Mr. O'Keefe would gather the entire school for assembly in the auditorium each morning, making announcements after the daily drumming ended. He'd lead the students in singing "America the Beautiful" or another anthem. At home, his musical taste ran to old-timers like Paul Robeson and Bing Crosby, played on LPs on one of his five turntables.
He was a collector of all kinds of trinkets from flea markets and other expeditions, and statues, rocks and other items filled his den along with the hundreds of old record albums.
He retired from the school district when still healthy -- wanting to leave, his wife said, before he stopped loving the job -- but the district called him back in fall of 2006 as a temporary principal at Woolslair K-5 in Lawrenceville.
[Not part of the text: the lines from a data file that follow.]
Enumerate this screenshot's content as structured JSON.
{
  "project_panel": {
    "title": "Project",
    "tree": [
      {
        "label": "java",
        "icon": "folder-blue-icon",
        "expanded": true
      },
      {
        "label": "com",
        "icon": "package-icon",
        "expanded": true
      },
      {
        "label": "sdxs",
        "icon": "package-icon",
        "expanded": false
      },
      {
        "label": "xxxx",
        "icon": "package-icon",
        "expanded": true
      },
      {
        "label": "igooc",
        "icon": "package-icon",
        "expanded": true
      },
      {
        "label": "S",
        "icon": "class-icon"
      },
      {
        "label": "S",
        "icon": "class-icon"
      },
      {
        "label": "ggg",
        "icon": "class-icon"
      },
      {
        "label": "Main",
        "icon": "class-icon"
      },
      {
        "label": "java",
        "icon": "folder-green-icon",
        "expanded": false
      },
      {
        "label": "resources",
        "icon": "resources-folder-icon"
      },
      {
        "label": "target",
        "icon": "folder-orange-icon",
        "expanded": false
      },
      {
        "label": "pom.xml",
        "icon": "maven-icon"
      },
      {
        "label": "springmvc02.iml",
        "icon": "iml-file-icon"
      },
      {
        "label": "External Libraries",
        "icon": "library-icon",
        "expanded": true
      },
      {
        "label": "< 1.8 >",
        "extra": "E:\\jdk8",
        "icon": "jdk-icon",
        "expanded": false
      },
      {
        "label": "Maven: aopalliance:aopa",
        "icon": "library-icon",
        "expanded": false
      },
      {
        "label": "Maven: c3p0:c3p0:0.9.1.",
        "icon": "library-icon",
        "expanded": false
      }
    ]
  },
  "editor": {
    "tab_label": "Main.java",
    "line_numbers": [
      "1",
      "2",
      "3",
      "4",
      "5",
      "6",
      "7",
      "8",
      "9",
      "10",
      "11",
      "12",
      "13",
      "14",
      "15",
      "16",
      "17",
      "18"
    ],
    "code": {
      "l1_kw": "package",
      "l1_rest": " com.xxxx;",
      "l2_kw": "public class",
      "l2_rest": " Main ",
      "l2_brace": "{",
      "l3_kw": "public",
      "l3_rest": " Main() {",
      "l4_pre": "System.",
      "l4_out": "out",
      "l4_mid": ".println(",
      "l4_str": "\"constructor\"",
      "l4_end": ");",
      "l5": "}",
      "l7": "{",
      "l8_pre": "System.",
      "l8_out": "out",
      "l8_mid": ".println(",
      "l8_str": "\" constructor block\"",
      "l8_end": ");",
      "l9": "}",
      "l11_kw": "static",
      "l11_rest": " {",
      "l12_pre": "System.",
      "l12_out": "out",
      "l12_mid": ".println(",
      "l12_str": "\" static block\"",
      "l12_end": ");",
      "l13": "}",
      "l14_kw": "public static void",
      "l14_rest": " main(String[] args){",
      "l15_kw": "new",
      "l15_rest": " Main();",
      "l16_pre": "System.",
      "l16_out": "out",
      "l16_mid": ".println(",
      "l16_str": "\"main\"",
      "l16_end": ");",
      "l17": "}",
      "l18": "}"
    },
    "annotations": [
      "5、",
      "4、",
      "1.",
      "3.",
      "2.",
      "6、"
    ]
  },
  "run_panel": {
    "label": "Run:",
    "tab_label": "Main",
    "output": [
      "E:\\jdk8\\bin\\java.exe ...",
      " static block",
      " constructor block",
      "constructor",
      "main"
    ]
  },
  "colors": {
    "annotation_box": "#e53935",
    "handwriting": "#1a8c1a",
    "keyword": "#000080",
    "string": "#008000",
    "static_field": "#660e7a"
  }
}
"We knew he would take the role seriously, but that because of his easy-going manner, the staff would respond in a positive way to him," said Barbara Rudiak, assistant superintendent for K-5 schools. She said he had shown his ability at Dilworth to engage staff and parents alike in a vision for what a school should be.
In addition to his wife, Mr. O'Keefe is survived by three sons, Robert P. of Chicago, Daniel F. of New York City and Sean T. of Ross; a daughter, Shannon E. O'Shaughnessy of New Haven, Conn.; his parents, Robert J. and Nora Lynch O'Keefe of Ross; three sisters, Colleen Wozniak and Mary Greer, both of Ross, and Kathleen Cieply of Franklin Park; one brother, David O'Keefe of McCandless; and one grandson.
Arrangements were by John A. Freyvogel Sons.